VII.  CATENAS ON ST. MATTHEW. — 1.  OVERVIEW. — It is to P. Poussines, S. J., that we owe the first edition of a catena on St. Matthew, Symbolorum in Matthaeum tomus prior exhibens catenam graecorum Patrum unius et viginti editam ex bibliotheca Illustrissimi D. Caroli de Montchal … Petrus POSSINUS e Societate Jesu… ex antiquis membranis eruit… Tolosae excudebat Ioannes Boude. MDCXLVI, in-fol.  [=Possinus, 1646].  The manuscript of the archbishop of Toulouse [=Charles de Montchal] has been identified; it is Paris gr. 194 (13th century).  It is one of the two mss. that Poussines used equally for his edition of the catena on Mark.  We possess on this subject an interesting letter from the archbishop of Toulouse to Combefis [=another editor of catenas], dated 16 August 1642, from which we will extract some words:  “Father Poussines has transcribed from my library during the past few days a catena on St. Matthew and St. Mark, in order to publish it soon.”  (Patrologia Graeca vol. 94, col. 515).  The first pages of the manuscript were badly damaged, so Fr. Poussines, who had no other exemplar of the catena on St. Matthew at his disposal, allowed himself to follow his imagination rather than give an accurate edition of what he could read.  Richard Simon did not fail to reproach him for this, and to propose some corrections to his work, Hist. critique du Nouveau Testament, vol. 3, ch. 30, p. 423-424.

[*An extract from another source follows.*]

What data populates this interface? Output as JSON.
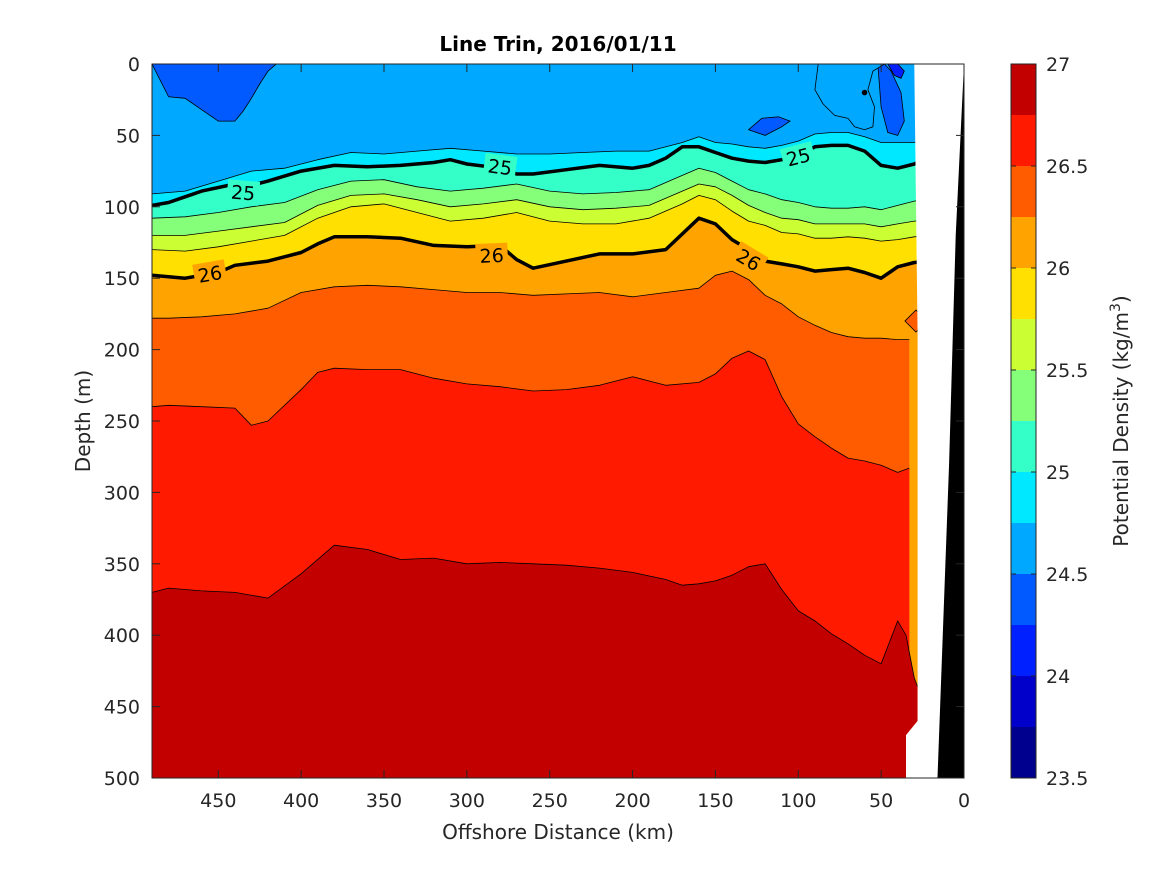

A year later, another Jesuit whom we have already met, Cordier published a new catena on St. Matthew, which was presented as a supplement to the edition of his fellow-Jesuit, Symbolarum In Mathaeum tomus alter, quo continetur catena Patrum graecorum triginta collectore Niceta episcopo Serrarum interprete Balthasar CORDERIO societatis Jesu theologo.  Prodit nunc primum ex bibliotheca electorali serenissimi utriusque Bavariae Ducis.  Tolosae, excudebat Johannes Boude, MDCXLVII, in-fol. [=Corderius, 1647]  Why this attribution to Nicetas of Serrae?  Probably because the prologue and first few explications which follow on the beginning of the first gospel are given in Cordier’s manuscript (Munich 36) under the name of Nicetas.  This is a pretty arbitrary attribution, at first sight, since most of the scholia correspond exactly to parallel passages in the homilies of St. John Chrysostom on St. Matthew, but the remainder does indeed seem to have been taken from authors who are only generally cited in the other catenas by Nicetas.

In 1844 Cramer published the first volume of his catena on the New Testament.  Catenae graecorum Patrum in Novum Testamentum edidit J. A. Cramer… Oxonii, e typographeo Academico.  The base text was printed from ms. Coislin 23 (11th c.)  The major part of the catena is taken from the homilies of St. John Chrysostom, to which have been added, following, some scholia by different fathers.

Devreesse then goes on to mention a bunch of anonymous scholia, published with a commentary by Peter of Laodicea, by Henrici, Des Petrus von Laodicea Erklarung des Matthausevangeliums… Leipzig, 1908.  He then discusses this commentary and Peter himself at length.  He then mentions the catena of Euthymius Zigabenus (in PG 119), and a couple of other minor catenas.